The way an ordinary person of my profile in India learns about history is by chance. Perhaps you will meet someone knowledgeable about the past. Or you will stumble by a book or even a film that fills in areas of the canvas you didn't even know existed. For instance, I got to learn some of the most basic facts about the events of 1947 from Freedom at Midnight. The events of the Emergency of 1975 may be as remote to me as say the Mughal era; in fact I may know more about the latter. So it isn't surprising that a film like Hazaaron... won't set box office registers ringing, but it did set my mind aflutter.
The film is essentially a love story (however trite that may sound) set before & during the Emergency. Mishra doesn't go about analysing and dissecting the tumult of the times, but simply chooses to explore how all that affects his characters. Siddharth (Kay Kay), a radical from a wealthy family, Geeta (Chitrangada Singh), educated abroad and quietly worshipful of Siddharth, and Vikram (Shiny Ahuja), openly in love with Geeta and who "wants a way in". Into the power structure that is.
Threading through a Naxalite group in Bihar, commercialisation of palaces, venality, crime, supplication - the usual stuff of politics, then and now - we follow these three for about 8 years and get a sense of how it all must have been (and perhaps is). It is far removed from my current reality, but who's to say?
The story isn't of a kind that has a definite beginning and end, but describes a phase. No loss-of-innocence fable as well; almost of all the players know the score and feel the need for survival very strongly.
I was a little puzzled at the ending though, mainly with the abrupt transformation of Siddharth, for which I didn't see any adequate explanation. Sudhir Mishra wants to show a certain loss of morals in some as well as a contradictory strengthening of it among others simultaneously, so perhaps why the film ended the way it did. There is however, a sense of closure with what happens to Geeta & Vikram.

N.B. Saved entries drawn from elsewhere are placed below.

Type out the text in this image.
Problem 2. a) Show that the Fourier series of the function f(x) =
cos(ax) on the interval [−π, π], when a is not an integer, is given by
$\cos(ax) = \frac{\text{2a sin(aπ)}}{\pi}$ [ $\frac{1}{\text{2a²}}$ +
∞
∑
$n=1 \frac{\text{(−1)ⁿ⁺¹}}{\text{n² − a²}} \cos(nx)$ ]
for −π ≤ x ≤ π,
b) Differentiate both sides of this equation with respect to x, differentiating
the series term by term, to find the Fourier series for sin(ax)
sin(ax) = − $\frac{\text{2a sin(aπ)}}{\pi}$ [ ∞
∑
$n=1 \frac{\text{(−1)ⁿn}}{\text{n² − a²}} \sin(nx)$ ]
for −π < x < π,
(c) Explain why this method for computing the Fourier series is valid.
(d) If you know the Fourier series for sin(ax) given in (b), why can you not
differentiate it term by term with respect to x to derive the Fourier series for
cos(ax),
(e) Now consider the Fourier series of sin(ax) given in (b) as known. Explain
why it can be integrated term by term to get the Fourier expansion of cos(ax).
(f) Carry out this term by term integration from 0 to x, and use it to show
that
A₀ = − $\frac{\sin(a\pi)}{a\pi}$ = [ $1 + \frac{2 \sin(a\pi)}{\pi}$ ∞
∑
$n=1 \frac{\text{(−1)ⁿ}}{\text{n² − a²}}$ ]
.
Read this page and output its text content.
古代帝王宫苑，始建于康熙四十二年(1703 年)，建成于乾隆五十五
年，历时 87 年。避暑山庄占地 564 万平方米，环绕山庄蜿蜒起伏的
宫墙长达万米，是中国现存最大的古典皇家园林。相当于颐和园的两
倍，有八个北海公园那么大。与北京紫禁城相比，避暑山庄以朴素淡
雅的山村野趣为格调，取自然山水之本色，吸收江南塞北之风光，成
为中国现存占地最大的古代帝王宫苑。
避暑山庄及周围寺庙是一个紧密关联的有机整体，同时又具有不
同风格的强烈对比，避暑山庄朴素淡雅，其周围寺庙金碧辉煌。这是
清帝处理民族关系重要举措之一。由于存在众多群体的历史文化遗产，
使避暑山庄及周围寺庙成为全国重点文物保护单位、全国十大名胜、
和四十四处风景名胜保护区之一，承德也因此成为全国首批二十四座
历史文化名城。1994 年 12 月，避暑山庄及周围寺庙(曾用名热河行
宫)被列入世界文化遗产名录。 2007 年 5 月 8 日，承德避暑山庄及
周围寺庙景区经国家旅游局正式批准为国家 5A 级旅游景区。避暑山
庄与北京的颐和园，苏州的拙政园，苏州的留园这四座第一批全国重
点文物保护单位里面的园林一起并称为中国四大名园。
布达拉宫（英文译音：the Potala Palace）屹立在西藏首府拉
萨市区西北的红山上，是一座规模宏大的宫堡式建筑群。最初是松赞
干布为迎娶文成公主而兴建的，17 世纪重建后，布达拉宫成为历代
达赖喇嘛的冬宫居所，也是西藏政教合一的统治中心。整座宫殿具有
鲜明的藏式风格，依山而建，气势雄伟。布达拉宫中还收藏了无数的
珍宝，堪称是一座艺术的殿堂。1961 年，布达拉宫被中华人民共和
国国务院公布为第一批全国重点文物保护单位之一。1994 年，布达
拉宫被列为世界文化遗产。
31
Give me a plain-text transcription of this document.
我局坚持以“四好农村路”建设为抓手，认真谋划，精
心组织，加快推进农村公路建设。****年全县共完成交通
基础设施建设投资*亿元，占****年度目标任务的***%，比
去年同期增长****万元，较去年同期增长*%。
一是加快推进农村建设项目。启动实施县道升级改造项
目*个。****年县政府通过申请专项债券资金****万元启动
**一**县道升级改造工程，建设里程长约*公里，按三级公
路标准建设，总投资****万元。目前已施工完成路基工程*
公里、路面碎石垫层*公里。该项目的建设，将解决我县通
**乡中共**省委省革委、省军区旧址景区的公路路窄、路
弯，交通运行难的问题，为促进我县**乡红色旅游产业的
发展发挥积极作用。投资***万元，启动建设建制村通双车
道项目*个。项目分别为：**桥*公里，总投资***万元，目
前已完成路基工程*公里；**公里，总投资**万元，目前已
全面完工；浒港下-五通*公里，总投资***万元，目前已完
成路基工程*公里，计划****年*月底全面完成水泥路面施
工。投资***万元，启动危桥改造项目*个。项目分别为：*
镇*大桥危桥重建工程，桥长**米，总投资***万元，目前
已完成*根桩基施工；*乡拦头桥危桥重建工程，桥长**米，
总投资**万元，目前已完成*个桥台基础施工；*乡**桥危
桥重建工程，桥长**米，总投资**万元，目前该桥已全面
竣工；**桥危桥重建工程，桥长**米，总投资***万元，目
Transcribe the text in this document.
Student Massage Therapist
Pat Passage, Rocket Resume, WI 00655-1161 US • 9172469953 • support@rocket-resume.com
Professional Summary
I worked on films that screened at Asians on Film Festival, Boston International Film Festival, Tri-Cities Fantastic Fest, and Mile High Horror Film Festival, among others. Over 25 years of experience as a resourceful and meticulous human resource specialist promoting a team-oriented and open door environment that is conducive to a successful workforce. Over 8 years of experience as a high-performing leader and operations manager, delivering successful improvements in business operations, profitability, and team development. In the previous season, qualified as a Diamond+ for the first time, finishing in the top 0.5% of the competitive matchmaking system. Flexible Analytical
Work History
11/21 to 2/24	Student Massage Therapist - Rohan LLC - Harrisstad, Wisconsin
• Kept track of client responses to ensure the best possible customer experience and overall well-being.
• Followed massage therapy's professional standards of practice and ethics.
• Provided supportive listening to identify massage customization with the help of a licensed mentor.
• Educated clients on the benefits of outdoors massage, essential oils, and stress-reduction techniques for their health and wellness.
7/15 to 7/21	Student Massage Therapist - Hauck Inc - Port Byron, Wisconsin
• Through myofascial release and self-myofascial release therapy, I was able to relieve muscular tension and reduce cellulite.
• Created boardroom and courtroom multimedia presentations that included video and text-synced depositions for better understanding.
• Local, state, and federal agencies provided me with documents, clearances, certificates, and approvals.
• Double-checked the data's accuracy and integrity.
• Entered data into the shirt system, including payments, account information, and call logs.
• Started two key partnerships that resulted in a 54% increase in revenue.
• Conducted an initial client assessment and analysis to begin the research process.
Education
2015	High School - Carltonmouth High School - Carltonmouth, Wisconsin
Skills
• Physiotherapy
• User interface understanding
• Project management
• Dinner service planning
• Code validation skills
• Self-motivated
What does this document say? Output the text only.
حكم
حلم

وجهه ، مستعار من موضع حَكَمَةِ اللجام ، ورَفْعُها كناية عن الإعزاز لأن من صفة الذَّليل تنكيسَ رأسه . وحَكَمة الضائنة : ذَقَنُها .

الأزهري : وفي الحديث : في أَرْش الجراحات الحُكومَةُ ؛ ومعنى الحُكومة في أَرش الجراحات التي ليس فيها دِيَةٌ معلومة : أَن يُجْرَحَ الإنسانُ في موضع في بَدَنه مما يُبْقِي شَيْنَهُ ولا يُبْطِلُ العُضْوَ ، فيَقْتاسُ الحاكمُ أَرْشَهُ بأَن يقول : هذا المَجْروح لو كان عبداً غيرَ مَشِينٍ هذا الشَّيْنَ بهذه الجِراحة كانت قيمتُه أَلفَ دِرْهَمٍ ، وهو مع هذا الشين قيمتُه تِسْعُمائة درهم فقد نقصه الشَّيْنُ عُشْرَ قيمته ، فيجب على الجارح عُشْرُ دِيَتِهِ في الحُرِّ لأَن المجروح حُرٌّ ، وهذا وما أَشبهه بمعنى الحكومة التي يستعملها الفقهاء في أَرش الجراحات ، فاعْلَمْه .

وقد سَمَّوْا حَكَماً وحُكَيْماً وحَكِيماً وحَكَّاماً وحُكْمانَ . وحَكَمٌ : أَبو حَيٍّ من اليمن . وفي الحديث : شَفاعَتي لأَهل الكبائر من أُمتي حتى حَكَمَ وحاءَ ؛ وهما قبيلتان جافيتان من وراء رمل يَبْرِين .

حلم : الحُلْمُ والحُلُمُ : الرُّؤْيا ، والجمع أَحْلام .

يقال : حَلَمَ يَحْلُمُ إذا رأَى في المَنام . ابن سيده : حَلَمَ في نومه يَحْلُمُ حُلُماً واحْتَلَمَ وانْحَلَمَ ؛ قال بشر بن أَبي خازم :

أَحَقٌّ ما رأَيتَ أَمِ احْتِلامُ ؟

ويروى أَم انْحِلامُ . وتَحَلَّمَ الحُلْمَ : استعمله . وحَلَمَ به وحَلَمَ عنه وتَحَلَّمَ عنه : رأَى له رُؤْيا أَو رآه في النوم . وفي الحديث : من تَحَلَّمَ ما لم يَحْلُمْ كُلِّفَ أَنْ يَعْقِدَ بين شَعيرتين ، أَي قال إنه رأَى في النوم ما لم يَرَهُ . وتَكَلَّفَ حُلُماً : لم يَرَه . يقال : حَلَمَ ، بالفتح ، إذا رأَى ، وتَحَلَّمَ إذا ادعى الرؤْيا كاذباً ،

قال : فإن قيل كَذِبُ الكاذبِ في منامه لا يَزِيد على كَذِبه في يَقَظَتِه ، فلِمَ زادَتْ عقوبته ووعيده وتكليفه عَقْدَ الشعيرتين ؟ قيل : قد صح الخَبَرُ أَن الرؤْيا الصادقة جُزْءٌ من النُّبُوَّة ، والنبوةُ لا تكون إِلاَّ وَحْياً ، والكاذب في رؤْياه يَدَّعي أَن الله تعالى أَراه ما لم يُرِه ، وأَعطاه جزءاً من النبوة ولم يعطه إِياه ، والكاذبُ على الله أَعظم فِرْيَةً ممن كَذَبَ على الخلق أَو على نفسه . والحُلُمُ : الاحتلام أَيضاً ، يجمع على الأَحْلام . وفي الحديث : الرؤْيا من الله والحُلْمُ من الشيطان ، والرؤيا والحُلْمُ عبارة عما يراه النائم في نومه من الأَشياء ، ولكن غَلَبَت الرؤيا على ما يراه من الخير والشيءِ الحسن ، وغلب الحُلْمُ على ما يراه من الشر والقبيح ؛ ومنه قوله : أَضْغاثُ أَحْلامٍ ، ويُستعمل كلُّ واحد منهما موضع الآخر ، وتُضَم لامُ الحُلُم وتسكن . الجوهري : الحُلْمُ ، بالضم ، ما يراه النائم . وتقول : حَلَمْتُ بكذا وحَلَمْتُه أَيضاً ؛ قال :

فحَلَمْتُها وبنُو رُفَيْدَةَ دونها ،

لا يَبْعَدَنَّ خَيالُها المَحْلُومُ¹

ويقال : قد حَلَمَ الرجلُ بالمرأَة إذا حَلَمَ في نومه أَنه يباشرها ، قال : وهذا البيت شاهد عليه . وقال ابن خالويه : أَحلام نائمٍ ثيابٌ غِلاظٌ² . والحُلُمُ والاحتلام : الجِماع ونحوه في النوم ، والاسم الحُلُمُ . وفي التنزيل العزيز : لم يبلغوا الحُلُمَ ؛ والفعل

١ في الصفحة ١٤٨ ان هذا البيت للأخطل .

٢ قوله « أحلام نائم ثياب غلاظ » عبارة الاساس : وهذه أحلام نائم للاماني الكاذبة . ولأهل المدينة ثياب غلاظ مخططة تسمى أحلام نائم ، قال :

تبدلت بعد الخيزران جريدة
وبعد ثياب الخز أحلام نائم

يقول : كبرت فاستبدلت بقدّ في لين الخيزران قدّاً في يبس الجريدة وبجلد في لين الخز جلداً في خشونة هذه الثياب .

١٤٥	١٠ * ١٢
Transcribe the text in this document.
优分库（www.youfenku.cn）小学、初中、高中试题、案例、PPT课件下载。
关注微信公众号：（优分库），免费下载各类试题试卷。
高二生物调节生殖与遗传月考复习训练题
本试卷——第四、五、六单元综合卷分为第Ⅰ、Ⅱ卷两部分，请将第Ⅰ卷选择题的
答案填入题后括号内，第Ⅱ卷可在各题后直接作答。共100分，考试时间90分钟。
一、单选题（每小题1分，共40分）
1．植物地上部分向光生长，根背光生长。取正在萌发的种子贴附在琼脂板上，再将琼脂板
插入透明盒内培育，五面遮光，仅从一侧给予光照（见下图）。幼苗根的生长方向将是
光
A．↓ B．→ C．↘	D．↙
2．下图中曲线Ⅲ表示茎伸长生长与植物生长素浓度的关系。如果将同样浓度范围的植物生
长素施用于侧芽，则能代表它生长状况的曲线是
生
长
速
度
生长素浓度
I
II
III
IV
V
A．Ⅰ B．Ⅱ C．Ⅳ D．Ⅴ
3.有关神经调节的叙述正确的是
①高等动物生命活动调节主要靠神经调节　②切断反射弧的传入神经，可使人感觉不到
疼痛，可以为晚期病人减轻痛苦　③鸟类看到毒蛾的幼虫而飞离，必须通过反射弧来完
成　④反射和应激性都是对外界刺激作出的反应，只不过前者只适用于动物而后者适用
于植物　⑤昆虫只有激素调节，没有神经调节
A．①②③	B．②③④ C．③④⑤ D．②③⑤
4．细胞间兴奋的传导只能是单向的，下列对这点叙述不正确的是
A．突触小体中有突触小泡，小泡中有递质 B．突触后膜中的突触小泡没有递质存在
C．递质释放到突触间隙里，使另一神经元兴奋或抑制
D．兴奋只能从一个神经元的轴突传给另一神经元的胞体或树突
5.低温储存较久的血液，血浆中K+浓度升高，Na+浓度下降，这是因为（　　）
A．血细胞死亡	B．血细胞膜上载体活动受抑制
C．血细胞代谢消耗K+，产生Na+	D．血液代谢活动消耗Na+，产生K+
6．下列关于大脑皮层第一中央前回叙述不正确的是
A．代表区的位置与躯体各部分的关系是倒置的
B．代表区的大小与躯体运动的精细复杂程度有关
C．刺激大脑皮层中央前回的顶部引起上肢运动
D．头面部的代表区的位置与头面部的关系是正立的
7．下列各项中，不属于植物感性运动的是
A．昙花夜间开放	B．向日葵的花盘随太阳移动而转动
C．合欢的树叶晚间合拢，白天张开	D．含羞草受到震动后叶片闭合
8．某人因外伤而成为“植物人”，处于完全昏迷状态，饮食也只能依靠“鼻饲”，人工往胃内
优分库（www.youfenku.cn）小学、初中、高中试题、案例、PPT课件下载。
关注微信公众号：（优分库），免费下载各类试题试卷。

The cynical & caustic imprint begins right at the opening lines of the film where the filmmaker follows a stock shot of the "tryst with destiny" speech by mentioning the technical fact that not the whole world was asleep when India woke to light and freedom - it was 2:30 pm in parts of America.
The performances are first-rate, and the meatiest parts are gobbled by Shiny Ahuja & Chitrangada Singh. Some of my friends didn't want to watch this film because of Ahuja after they apparently walked out of a screening of Sins (their explanation for being there was that they "strayed into it") in 15 minutes after watching him. If that was the case, well, he has paid for those and recovered his name here. Chitrangada Singh's uncanny resemblance to Smita Patil has already found mention in many places, and it is to her credit that her acting stands up to those levels of quality. Several good cameos including ones by Sandeep Kulkarni & Saurabh Shukla add ballast. This film could've only succeeded by such good actors supporting the storyline.
Much appreciated also was the score by Shantanu Moitra, especially with man yeh baa.nwraa. Trivia notes existed: the dedication to Mishra's former wife, the late Renu Saluja, a tiny appearance by Mishra himself and two fleeting references to "Ahuja" and "Tarneja" in the film being the most noteworthy.
The film is believably "Indian", respecting the diverse nature of players in such stories. There are no concessions to help you understand some of the subtleties, which helps the elasticity of this two hour film. All in all, quite recommended if you have the inclinations for such stories.